By Cris Nippard
Edited by Ellena Lu, Alloe Mak and Liam Mason
Growing up, my mother would tell me we came from a long lineage of witches. She would show me her gorgeous collection of geodes and books of spells. If I had a bad dream, I knew the next morning she would be hovering over my bed, warding off negative energy.
Others dismissed her ‘witchery’ as a strange quirk. When I mentioned it on the playground, I was met with nothing but confused stares. It wasn’t until the COVID-19 pandemic that I started to see the spirituality I knew so well start to be mimicked on social media.
It seemed like overnight, my mother was no longer a strange woman obsessed with the fantastical idea of witches, but just another person now enamoured with the ‘crystal girl aesthetic.’ The confusion over my mystical lineage had disappeared. Every other one of these TikToks was a young, rich white woman in front of her living room’s bay windows explaining the power of moldavite, meditation, and magic. #Witchtok now has over 6.5 million views on the app. The lifestyle passed down to my mother was now being compressed into thirty second clips for the world to watch.
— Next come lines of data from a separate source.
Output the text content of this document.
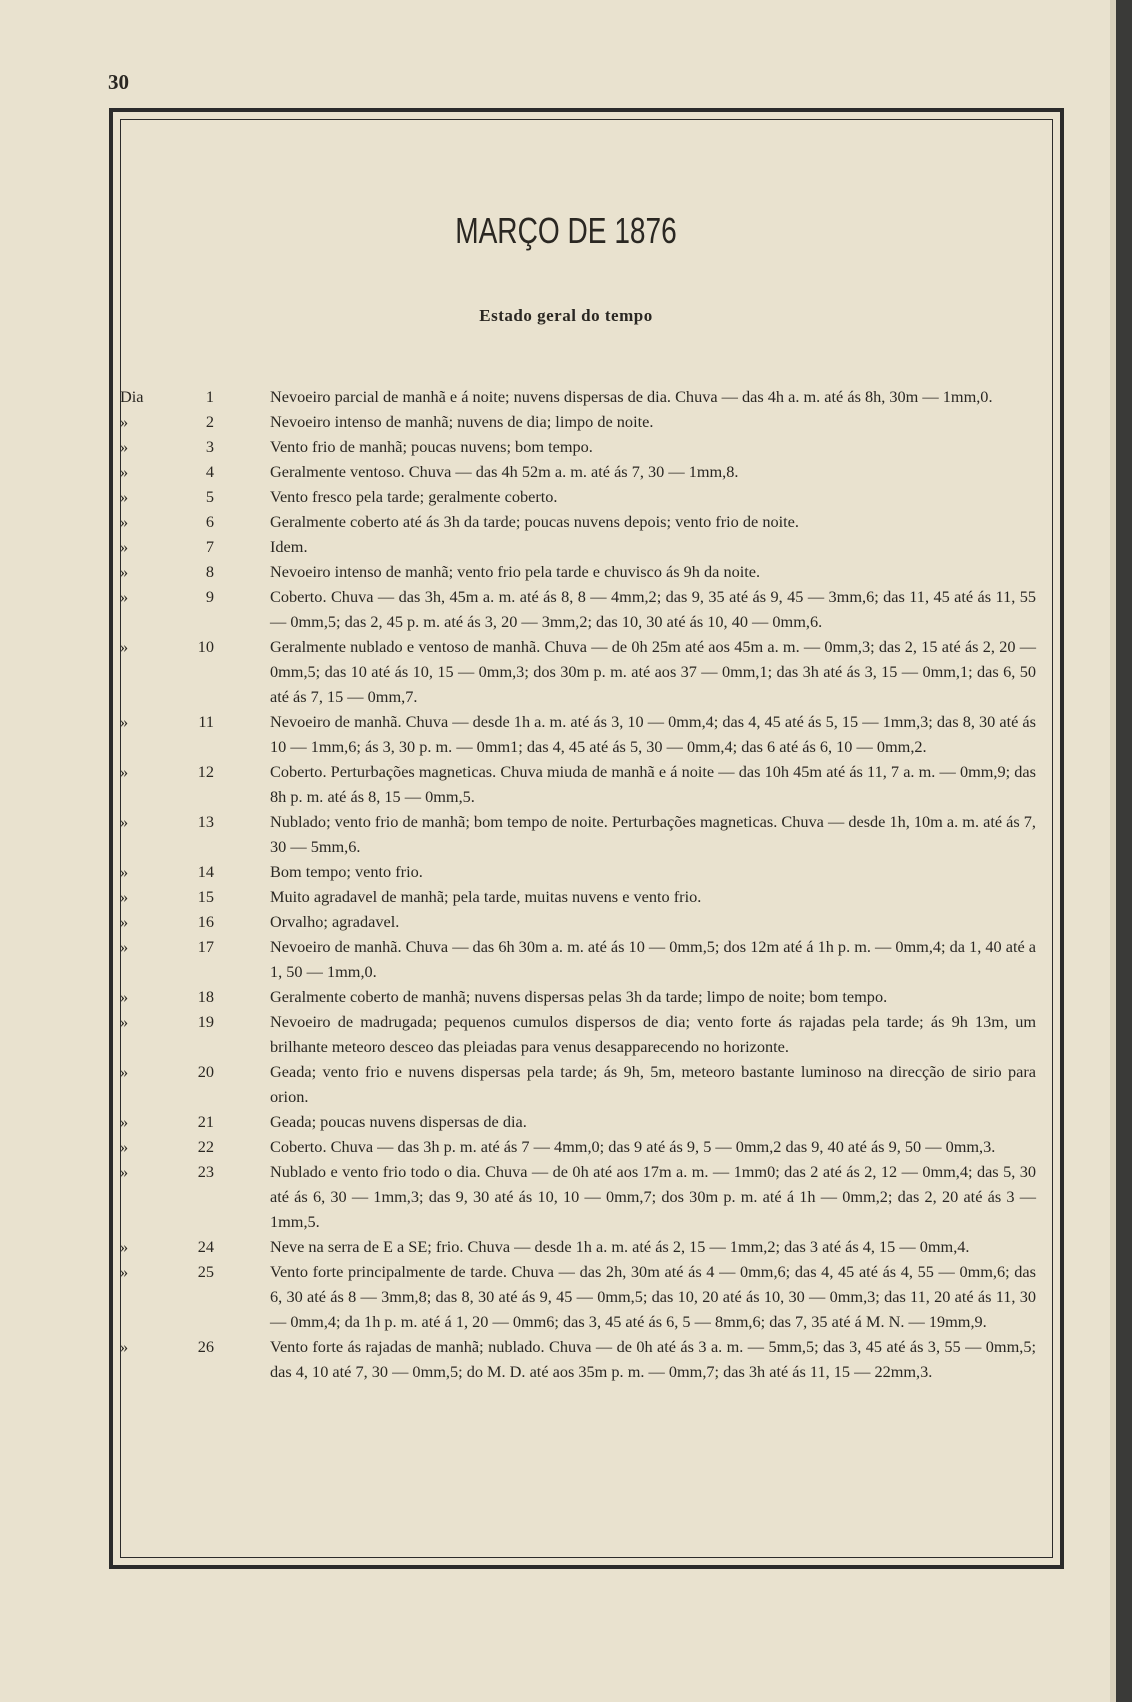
30
MARÇO DE 1876
Estado geral do tempo
Dia	1	Nevoeiro parcial de manhã e á noite; nuvens dispersas de dia. Chuva — das 4h a. m. até ás 8h, 30m — 1mm,0.
»	2	Nevoeiro intenso de manhã; nuvens de dia; limpo de noite.
»	3	Vento frio de manhã; poucas nuvens; bom tempo.
»	4	Geralmente ventoso. Chuva — das 4h 52m a. m. até ás 7, 30 — 1mm,8.
»	5	Vento fresco pela tarde; geralmente coberto.
»	6	Geralmente coberto até ás 3h da tarde; poucas nuvens depois; vento frio de noite.
»	7	Idem.
»	8	Nevoeiro intenso de manhã; vento frio pela tarde e chuvisco ás 9h da noite.
»	9	Coberto. Chuva — das 3h, 45m a. m. até ás 8, 8 — 4mm,2; das 9, 35 até ás 9, 45 — 3mm,6; das 11, 45 até ás 11, 55 — 0mm,5; das 2, 45 p. m. até ás 3, 20 — 3mm,2; das 10, 30 até ás 10, 40 — 0mm,6.
»	10	Geralmente nublado e ventoso de manhã. Chuva — de 0h 25m até aos 45m a. m. — 0mm,3; das 2, 15 até ás 2, 20 — 0mm,5; das 10 até ás 10, 15 — 0mm,3; dos 30m p. m. até aos 37 — 0mm,1; das 3h até ás 3, 15 — 0mm,1; das 6, 50 até ás 7, 15 — 0mm,7.
»	11	Nevoeiro de manhã. Chuva — desde 1h a. m. até ás 3, 10 — 0mm,4; das 4, 45 até ás 5, 15 — 1mm,3; das 8, 30 até ás 10 — 1mm,6; ás 3, 30 p. m. — 0mm1; das 4, 45 até ás 5, 30 — 0mm,4; das 6 até ás 6, 10 — 0mm,2.
»	12	Coberto. Perturbações magneticas. Chuva miuda de manhã e á noite — das 10h 45m até ás 11, 7 a. m. — 0mm,9; das 8h p. m. até ás 8, 15 — 0mm,5.
»	13	Nublado; vento frio de manhã; bom tempo de noite. Perturbações magneticas. Chuva — desde 1h, 10m a. m. até ás 7, 30 — 5mm,6.
»	14	Bom tempo; vento frio.
»	15	Muito agradavel de manhã; pela tarde, muitas nuvens e vento frio.
»	16	Orvalho; agradavel.
»	17	Nevoeiro de manhã. Chuva — das 6h 30m a. m. até ás 10 — 0mm,5; dos 12m até á 1h p. m. — 0mm,4; da 1, 40 até a 1, 50 — 1mm,0.
»	18	Geralmente coberto de manhã; nuvens dispersas pelas 3h da tarde; limpo de noite; bom tempo.
»	19	Nevoeiro de madrugada; pequenos cumulos dispersos de dia; vento forte ás rajadas pela tarde; ás 9h 13m, um brilhante meteoro desceo das pleiadas para venus desapparecendo no horizonte.
»	20	Geada; vento frio e nuvens dispersas pela tarde; ás 9h, 5m, meteoro bastante luminoso na direcção de sirio para orion.
»	21	Geada; poucas nuvens dispersas de dia.
»	22	Coberto. Chuva — das 3h p. m. até ás 7 — 4mm,0; das 9 até ás 9, 5 — 0mm,2 das 9, 40 até ás 9, 50 — 0mm,3.
»	23	Nublado e vento frio todo o dia. Chuva — de 0h até aos 17m a. m. — 1mm0; das 2 até ás 2, 12 — 0mm,4; das 5, 30 até ás 6, 30 — 1mm,3; das 9, 30 até ás 10, 10 — 0mm,7; dos 30m p. m. até á 1h — 0mm,2; das 2, 20 até ás 3 — 1mm,5.
»	24	Neve na serra de E a SE; frio. Chuva — desde 1h a. m. até ás 2, 15 — 1mm,2; das 3 até ás 4, 15 — 0mm,4.
»	25	Vento forte principalmente de tarde. Chuva — das 2h, 30m até ás 4 — 0mm,6; das 4, 45 até ás 4, 55 — 0mm,6; das 6, 30 até ás 8 — 3mm,8; das 8, 30 até ás 9, 45 — 0mm,5; das 10, 20 até ás 10, 30 — 0mm,3; das 11, 20 até ás 11, 30 — 0mm,4; da 1h p. m. até á 1, 20 — 0mm6; das 3, 45 até ás 6, 5 — 8mm,6; das 7, 35 até á M. N. — 19mm,9.
»	26	Vento forte ás rajadas de manhã; nublado. Chuva — de 0h até ás 3 a. m. — 5mm,5; das 3, 45 até ás 3, 55 — 0mm,5; das 4, 10 até 7, 30 — 0mm,5; do M. D. até aos 35m p. m. — 0mm,7; das 3h até ás 11, 15 — 22mm,3.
Quickly, I watched prices of witch related items grow exponentially past what they were in my childhood. Books I could find on the side of the road were steadily climbing into the Indigo Top Ten.
My mother hasn’t been so fortunate in her lifetime. She dropped out of high school, worked in a factory 6 days a week, and quickly developed several physical ailments. Still, she continued to uphold her positive, magical demeanour. She held onto her idea of luck. That was until she could no longer afford it.
So my question is, is luck real? Or does good fortune only apply to white, affluent Westerners? I see my mom, who had her only outlet of luck taken away from her. As I see my siblings suffering in the Congo, Palestine and Sudan, I wonder, how much do you have to have in your wallet to have luck on your side?
“Israel” uses the money of Western taxpayers to drop bombs on the people they oppress in Palestine. The United States has sent more government aid there than any other place in the world. If the tables were turned, would the bloodshed in Palestine end? While we sit back and buy the newest iPhones, the people mining our cobalt face food insecurity. People outside our doors face food insecurity.
How do you hold on to your idea of luck when you see others get it handed to them? Where is hope found after it’s been taken from you? While the oppressed inherit the pain of their ancestors, the oppressors inherit a sense of luck. People have their magic taken away from them everyday. I ask again, is luck real? Or do people in positions of power choose who’s lucky, who’s rich, who’s magical and who survives?